What does your company know about me?

I’ve bought a lot of baby products over the past two years, and I like watching action movies in the evenings. My phone and computer know that I’m usually home during normal business hours, and I’ve been doing a lot of research recently on table saws.

Combining these clues, you might guess I’m a dad with a young toddler, I work from home, and I’m planning to buy some expensive woodworking equipment soon.

There has always been a massive business opportunity for companies that can (a) successfully gather consumer data from different sources, (b) combine the data to build an accurate consumer profile, and (c) use the data to send people targeted ads based on their interests.

In a post-cookie world, the solution to this challenge will likely be “hedged gardens,” where technology platforms, publishers, and brands add their respective slices of consumer data, combine it in a data clean room, and build a more open alternative to the “walled gardens” owned by Amazon, Google, Apple, Meta, and other tech giants.

Hedged gardens were a big theme at RampUp 2024, the annual conference organized by the data collaboration platform LiveRamp. We attended the conference, and had great conversations with our partners about the future of privacy-compliant consumer identity—here are our big takeaways:

Privacy and the death of third-party cookies remains top-of-mind for advertisers and the ad tech platforms that serve them. But at RampUp 2024, people seemed confident that the industry would come together to build an alternative to the walled gardens that currently dominate the advertising landscape.

This will require everyone bringing their slices of consumer data, combining them in a data clean room environment, and tying them to an alternative identifier, such as LiveRamp’s RampID. The goal is to build robust, privacy-compliant, anonymized consumer profiles that can achieve accurate ad targeting for cross-device use cases.

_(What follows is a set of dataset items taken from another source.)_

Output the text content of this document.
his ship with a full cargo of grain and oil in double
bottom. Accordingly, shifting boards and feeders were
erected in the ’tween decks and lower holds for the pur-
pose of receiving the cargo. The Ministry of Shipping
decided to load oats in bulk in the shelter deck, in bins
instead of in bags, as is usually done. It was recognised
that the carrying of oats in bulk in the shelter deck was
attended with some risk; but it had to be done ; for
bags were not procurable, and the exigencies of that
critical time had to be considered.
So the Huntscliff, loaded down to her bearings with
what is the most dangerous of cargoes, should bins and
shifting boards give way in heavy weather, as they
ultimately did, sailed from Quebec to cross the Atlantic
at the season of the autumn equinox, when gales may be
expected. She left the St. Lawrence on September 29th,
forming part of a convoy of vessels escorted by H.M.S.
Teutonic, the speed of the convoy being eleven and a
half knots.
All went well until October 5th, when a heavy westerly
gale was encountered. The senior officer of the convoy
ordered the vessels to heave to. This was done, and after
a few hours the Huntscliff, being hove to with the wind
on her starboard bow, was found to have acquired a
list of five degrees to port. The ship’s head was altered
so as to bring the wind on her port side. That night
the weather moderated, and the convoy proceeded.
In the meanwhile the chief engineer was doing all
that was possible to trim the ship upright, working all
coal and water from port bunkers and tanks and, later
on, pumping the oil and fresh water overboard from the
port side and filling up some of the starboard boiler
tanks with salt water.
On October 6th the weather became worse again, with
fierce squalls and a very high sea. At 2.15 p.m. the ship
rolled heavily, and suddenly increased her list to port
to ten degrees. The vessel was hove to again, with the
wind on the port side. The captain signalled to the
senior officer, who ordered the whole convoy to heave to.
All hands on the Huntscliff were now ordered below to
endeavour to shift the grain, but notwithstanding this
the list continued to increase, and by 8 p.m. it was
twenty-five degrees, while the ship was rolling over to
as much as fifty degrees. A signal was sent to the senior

Anecdotally, we spoke to publishers at RampUp who said they’ve seen 30- to 100 percent higher CPMs from users who are tied to an alternative identifier.

The brands we talked to seemed more pragmatic about identity—they said they’ll use the identity platform that works the best. They’re happy using a platform that relies on mobile advertising IDs and third-party cookies if it delivers the best results today, even if the identifiers the platform relies on will eventually disappear.

Overall, there was optimism that the ad tech industry would come up with a privacy-compliant solution for alternative IDs that would meet the performance and regulatory benchmarks set today by cookie-based identities. 

And while ad tech platforms rapidly test, refine, and launch their own hedged gardens, advertisers said they are content to take a wait-and-see approach, confident that they would be able to continue targeting consumers based on their interests after the death of the third-party cookie.

The big takeaway? Post-cookie, Google’s Privacy Sandbox initiative will be one solution among many—and early tests of hedged gardens suggest that great alternatives exist.